Like another memoir I read not long ago, Between Two Kingdoms: A Memoir of a Life Interrupted by Suleika Jaouad, about a twenty-two-year-old diagnosed with leukemia and the trauma she underwent in the medical system in efforts to save her life, this would seem to be an agonizingly painful read. And Kalanithi’s book does have its difficult, intense passages, but overall it evokes a feeling of hope and triumph rather than despair. Remember that Kalanithi trained in literature before he trained in medicine and had at one point considered becoming a writer. His language throughout the book is intense, poetic, and insightful.
What elevates the author’s account of his medical training is his ethical focus. He was deeply concerned about the patients in his care. For their sakes he was willing to forego an easier lifestyle and put in grueling hours of work. Because he had the capacity to help, he felt the obligation to do so. As a neurosurgeon he looked forward to a lifetime of service to those in need, and as a neuroscientist he looked forward to discovering new and better methods of treating brain injuries and illnesses.

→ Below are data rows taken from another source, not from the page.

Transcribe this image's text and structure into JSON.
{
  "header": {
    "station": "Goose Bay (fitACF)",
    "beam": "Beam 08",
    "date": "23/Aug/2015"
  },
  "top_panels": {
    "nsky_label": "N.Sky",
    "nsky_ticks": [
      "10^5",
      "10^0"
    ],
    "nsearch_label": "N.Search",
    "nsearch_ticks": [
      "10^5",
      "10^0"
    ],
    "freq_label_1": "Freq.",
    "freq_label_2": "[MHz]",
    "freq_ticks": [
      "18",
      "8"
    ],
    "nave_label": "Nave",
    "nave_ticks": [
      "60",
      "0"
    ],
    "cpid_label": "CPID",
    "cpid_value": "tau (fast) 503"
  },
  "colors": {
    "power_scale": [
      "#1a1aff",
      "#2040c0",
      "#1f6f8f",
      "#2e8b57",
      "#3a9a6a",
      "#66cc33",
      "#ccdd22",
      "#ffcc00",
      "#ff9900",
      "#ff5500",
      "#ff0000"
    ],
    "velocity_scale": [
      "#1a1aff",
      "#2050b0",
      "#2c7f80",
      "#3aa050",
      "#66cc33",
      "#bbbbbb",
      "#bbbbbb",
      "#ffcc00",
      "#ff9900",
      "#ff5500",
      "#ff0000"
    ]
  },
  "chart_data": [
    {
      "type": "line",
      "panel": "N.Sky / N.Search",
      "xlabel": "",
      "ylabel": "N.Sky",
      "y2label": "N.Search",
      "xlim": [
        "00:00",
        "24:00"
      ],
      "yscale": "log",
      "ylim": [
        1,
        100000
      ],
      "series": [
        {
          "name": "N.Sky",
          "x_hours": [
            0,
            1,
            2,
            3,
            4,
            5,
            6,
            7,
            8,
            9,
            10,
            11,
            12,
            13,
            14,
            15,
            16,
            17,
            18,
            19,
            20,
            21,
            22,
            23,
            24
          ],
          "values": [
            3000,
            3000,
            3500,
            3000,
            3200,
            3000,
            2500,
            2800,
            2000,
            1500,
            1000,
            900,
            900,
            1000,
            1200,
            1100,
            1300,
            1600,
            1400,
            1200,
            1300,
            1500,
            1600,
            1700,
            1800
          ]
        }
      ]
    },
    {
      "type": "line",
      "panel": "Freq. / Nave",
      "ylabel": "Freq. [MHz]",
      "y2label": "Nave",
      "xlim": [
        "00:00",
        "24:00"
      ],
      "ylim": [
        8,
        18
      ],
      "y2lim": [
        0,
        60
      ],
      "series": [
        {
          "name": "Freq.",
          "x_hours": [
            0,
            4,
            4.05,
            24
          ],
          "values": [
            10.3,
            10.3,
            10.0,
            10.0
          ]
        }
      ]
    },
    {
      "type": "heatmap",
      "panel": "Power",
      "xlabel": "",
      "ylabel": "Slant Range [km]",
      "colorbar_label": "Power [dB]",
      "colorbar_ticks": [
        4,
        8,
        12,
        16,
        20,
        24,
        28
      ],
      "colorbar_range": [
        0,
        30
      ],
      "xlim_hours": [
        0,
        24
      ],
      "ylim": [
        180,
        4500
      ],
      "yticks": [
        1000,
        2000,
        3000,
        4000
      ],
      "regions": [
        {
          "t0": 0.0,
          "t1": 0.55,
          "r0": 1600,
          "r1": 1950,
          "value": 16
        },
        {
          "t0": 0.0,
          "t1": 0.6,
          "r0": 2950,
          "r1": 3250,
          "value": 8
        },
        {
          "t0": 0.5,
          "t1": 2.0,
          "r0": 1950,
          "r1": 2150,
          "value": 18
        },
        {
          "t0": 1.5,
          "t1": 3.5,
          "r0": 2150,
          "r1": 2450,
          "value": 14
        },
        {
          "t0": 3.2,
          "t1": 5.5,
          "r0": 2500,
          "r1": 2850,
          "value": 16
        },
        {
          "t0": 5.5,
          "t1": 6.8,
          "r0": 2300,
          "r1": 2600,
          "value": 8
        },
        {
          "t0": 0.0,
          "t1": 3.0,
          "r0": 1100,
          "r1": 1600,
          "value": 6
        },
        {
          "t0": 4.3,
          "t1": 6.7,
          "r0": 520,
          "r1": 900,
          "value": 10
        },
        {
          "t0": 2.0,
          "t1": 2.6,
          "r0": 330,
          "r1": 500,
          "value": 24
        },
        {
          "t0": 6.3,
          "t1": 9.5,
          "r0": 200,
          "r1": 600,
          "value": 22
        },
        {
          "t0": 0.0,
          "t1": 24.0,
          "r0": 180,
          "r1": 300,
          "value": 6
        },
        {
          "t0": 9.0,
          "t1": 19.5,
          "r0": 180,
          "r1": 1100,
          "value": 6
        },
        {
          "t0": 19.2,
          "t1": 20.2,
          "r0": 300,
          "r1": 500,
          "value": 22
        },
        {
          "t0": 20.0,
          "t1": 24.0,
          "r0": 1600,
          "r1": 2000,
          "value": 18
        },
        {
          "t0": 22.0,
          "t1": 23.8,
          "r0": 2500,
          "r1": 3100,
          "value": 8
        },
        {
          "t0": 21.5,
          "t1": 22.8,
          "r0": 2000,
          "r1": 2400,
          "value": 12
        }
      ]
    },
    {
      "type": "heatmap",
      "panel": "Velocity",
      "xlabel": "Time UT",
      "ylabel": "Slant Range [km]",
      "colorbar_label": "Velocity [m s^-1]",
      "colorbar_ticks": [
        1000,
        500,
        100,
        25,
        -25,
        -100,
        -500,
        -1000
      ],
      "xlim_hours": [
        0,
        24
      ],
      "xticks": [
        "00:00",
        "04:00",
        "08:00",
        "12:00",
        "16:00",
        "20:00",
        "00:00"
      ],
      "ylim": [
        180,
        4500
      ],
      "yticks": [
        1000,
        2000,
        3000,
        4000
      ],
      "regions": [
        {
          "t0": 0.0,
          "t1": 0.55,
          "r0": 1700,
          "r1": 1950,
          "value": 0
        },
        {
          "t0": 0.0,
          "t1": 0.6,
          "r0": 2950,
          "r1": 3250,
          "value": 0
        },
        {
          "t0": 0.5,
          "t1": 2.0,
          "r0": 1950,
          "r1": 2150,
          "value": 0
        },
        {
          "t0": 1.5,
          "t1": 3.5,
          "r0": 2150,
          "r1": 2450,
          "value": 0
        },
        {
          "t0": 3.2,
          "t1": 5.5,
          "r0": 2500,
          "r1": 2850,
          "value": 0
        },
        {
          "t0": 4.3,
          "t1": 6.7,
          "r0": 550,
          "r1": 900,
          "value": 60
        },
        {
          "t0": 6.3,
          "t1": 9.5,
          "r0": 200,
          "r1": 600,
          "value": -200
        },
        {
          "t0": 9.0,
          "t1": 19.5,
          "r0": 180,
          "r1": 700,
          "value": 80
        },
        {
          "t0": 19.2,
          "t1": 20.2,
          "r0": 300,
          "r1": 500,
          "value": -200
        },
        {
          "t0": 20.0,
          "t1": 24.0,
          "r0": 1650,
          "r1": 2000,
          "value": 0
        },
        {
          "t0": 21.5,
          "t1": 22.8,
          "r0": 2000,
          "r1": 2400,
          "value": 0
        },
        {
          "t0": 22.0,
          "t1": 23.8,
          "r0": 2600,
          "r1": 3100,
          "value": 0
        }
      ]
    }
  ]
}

This all came to a crashing halt when he began to suffer unbearable pain and was diagnosed with stage IV metastatic lung cancer. Before he began treatment and would be unable, he and his wife decided to have a child. Their daughter was born eight months before he died. She brought him joy and a sense of completion before the end.
This book confronts the dilemma of facing unexpected death; but then, for most of us, regardless of our age or the state of our health, death is unexpected and unwelcome no matter when it arrives. It was one thing for Kalanithi to confront the reality of dying patients, but quite another when the roles were reversed and he was the one contemplating the realization of his own mortality. I think it is good to sometimes remind ourselves that one hundred percent of us will experience death at some point. There are no exceptions. There is no escape from this truth. We can try to prolong our time in these fleshly bodies, but sooner or later we will die one way or another. Knowing this can help us evaluate our lives and make decisions that can imbue the time we have with significance. It is a reminder we all need now and then.